Nice accélère la décarbonation

Face aux enjeux climatiques, sanitaires et sonores, la Métropole Nice Côte d’Azur intensifie sa politique de décarbonation. Objectif, réduire drastiquement les émissions de CO₂ et les nuisances pour les habitants, en particulier au cœur de la ville.

La démarche de décarbonation engagée par la Métropole s’inscrit dans un contexte de réchauffement climatique qualifié de source de « crises » et de « drames ». Pour Pierre Paul Leonelli, vice-président de la Métropole Nice Côte d’Azur, cette politique doit « prendre le pas » face à l’urgence environnementale. Il s’agit d’une « démarche très forte voulue par Christian Estrosi », dont les objectifs sont en partie déjà atteints.

Des actions concrètes 

Parmi les leviers activés, la Métropole agit sur la transformation des espaces publics. Là où dominaient les espaces minéraux, sans arbres ni zones d’ombre, une politique de végétalisation est engagée, accompagnée d’une réflexion sur la climatisation des espaces publics.
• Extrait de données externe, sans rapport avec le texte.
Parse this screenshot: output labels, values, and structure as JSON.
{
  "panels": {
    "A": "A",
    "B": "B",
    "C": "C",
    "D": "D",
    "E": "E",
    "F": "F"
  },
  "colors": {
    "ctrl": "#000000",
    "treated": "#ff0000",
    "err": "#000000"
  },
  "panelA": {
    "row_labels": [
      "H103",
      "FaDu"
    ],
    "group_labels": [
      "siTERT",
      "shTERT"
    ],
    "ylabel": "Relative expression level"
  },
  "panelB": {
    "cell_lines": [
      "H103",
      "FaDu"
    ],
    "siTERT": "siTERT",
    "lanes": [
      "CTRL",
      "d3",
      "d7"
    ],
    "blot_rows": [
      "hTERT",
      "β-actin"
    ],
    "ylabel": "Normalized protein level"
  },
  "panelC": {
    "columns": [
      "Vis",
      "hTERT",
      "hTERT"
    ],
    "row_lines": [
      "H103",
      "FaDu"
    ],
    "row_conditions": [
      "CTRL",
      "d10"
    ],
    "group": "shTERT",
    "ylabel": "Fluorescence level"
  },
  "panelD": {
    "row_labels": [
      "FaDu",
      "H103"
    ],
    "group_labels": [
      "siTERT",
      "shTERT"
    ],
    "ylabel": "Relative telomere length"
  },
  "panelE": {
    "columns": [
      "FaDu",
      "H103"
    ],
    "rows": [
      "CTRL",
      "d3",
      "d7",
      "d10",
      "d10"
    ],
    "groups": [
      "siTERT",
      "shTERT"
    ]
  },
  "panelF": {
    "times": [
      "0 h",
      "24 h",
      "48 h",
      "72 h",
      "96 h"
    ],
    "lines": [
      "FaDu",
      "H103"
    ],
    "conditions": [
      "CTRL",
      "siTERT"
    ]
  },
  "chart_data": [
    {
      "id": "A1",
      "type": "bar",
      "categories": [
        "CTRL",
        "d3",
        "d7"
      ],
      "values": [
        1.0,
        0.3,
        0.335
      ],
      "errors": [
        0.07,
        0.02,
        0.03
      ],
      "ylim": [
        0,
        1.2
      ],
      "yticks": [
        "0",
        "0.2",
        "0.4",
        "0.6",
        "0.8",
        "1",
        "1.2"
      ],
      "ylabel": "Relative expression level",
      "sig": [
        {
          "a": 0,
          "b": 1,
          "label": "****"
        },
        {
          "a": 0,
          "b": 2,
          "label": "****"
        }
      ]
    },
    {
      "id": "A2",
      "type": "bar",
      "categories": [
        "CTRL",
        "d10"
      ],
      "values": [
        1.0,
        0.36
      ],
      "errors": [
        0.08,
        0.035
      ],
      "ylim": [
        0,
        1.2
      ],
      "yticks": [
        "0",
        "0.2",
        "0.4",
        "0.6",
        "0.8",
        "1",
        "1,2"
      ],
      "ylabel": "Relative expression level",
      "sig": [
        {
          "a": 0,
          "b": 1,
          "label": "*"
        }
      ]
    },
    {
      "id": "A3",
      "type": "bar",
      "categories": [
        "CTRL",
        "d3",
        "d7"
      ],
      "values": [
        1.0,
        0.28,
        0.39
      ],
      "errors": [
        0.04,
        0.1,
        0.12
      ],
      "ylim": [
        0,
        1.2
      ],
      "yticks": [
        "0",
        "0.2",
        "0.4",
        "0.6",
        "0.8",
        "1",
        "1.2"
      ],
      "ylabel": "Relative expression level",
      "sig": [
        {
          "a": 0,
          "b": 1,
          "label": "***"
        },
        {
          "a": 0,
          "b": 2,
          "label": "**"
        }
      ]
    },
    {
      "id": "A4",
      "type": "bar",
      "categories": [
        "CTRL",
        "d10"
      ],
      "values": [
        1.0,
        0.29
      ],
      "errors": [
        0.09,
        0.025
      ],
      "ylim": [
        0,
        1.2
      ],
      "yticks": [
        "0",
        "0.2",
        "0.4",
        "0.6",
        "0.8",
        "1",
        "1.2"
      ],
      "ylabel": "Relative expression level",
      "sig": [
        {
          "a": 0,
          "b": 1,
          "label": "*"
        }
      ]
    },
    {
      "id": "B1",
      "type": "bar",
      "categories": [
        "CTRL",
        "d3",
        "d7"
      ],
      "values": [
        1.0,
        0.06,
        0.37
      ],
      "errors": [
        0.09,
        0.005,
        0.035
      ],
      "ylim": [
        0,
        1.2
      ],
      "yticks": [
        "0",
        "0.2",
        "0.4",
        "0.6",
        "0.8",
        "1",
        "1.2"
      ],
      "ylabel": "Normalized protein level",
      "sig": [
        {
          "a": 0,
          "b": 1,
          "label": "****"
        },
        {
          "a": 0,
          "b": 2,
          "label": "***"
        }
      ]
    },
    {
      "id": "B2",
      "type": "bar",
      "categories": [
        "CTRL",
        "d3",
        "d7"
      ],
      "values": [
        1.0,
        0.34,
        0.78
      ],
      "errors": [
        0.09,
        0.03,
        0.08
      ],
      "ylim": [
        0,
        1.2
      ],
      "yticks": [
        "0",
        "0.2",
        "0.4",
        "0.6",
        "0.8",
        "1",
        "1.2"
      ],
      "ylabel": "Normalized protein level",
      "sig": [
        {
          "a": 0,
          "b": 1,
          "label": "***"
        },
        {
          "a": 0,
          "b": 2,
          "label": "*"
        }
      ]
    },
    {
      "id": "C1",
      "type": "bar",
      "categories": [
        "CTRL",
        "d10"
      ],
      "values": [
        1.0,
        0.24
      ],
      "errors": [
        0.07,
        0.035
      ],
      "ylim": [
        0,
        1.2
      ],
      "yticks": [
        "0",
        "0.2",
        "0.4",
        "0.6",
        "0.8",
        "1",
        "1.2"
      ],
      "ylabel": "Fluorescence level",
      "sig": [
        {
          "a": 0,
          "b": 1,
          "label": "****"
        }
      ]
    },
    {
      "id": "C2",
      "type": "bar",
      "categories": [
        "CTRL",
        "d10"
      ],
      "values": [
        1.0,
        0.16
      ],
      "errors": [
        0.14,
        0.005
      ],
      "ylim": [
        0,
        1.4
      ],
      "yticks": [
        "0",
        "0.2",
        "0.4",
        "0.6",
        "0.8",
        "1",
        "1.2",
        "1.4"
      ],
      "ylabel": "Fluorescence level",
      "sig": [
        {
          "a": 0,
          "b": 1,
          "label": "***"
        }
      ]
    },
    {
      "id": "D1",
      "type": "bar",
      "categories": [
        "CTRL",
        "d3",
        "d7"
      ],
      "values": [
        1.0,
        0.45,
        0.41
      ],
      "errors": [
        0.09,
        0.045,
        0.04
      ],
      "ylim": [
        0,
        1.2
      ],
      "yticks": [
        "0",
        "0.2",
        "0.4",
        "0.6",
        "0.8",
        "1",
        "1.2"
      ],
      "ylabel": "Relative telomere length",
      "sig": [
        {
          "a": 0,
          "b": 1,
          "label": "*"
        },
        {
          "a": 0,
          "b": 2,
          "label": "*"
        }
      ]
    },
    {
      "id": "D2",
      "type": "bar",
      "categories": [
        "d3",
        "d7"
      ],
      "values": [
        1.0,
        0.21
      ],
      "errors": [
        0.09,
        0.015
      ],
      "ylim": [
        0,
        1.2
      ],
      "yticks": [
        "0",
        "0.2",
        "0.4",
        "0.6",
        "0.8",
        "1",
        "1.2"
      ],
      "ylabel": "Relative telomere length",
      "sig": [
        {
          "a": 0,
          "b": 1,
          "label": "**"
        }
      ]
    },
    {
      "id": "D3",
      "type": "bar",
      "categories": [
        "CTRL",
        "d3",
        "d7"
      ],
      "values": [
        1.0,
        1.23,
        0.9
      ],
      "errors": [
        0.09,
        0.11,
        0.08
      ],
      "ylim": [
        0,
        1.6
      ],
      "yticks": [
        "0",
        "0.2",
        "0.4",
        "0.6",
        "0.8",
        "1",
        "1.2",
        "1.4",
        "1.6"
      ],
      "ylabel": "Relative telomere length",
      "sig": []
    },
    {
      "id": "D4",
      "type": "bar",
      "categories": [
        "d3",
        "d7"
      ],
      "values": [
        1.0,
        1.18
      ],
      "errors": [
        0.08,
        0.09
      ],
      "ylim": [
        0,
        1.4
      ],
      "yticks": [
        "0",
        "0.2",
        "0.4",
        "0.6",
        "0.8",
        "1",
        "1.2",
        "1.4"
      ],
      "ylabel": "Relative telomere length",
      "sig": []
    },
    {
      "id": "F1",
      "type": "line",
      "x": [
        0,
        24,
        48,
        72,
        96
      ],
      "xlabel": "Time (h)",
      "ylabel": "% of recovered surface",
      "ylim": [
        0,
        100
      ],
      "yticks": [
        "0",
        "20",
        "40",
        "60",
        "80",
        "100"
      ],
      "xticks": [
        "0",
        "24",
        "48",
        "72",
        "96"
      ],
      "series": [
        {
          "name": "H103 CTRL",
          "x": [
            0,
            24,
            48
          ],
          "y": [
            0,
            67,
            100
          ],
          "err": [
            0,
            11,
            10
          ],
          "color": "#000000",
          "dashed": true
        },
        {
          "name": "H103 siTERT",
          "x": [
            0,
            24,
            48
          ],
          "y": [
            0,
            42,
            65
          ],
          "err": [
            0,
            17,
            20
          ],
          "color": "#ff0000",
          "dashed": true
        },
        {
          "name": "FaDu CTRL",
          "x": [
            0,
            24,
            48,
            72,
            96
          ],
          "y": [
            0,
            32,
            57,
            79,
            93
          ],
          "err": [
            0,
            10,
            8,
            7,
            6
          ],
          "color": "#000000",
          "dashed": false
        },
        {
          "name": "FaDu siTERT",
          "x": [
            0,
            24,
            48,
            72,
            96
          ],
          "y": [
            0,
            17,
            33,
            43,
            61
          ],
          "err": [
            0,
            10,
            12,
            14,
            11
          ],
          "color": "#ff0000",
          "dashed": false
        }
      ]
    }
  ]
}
En parallèle, un investissement majeur est consacré à la modernisation de l’usine de l’Ariane, à hauteur de 240 millions d’euros. Cette usine deviendra « l’usine d’Europe qui a le moins de production de carbone », renforçant ainsi l’exemplarité du territoire en matière environnementale.

La décarbonation de la flotte de collecte a débuté par le secteur du Vieux-Nice, un quartier dense, aux rues étroites, marqué par une forte concentration de commerces, de restaurants et donc de déchets. « Décarbonner au maximum le centre-ville, c’est important », souligne Pierre Paul Leonelli.

La priorité a été donnée à une flotte électrique capable d’assurer la collecte des cartons, du verre, des ordures ménagères et des encombrants, tout en limitant le bruit. L’objectif est clair, intervenir « en silence » dans un quartier fortement habité.

Un effort financier pour un bénéfice durable

La Métropole disposait d’un parc de véhicules industriels vieillissant, majoritairement alimenté par des carburants fossiles comme le diesel. Son renouvellement est devenu un enjeu majeur pour lutter contre les nuisances polluantes et sonores. « Pour nous, c’est un enjeu essentiel de commencer à acheter des véhicules électriques », affirme Pierre Paul Leonelli, tout en reconnaissant que « ça a un coût ».

Le coût d’un camion électrique est estimé à environ 500 000 euros, contre moins de 300 000 euros pour un véhicule thermique. Un effort financier important, assumé comme un investissement à long terme. En retour, les bénéfices sont multiples. Réduction des émissions de CO₂, suppression du carburant fossile, baisse de 85 % du bruit pour les citoyens, et une autonomie d’environ 110 kilomètres.

Les conditions de travail des agents de collecte s’en trouvent également améliorées. « Avec les nouveaux véhicules, c’est un ticket gagnant », résume Pierre Paul Leonelli.

Nouveaux véhicules électriques.

Une flotte 100 % électrique en centre-ville

La Métropole a déployé plusieurs types de véhicules électriques adaptés aux contraintes urbaines. Des triporteurs électriques à trois roues pour la collecte et le recyclage des cartons ( des vélos équipés de petites bennes ), des camions à plateaux totalement électriques pour la collecte des encombrants, des bennes électriques de gros gabarit ( utilisées essentiellement dans le centre-ville ). Ces véhicules permettent une collecte « 100 % décarbonée » et sans nuisance sonore.

La dynamique est appelée à se poursuivre. En 2026, la Métropole prévoit la mise en circulation de 27 camions à plateaux électriques. À plus long terme, l’objectif est d’atteindre 35 % de flotte propre. « Nous sommes une ville qui est dynamique sur ce sujet », conclut Pierre Paul Leonelli, aux côtés de Jean-François Ascas, directeur de la collecte, illustrant l’engagement opérationnel de la Métropole Nice Côte d’Azur dans la transition écologique.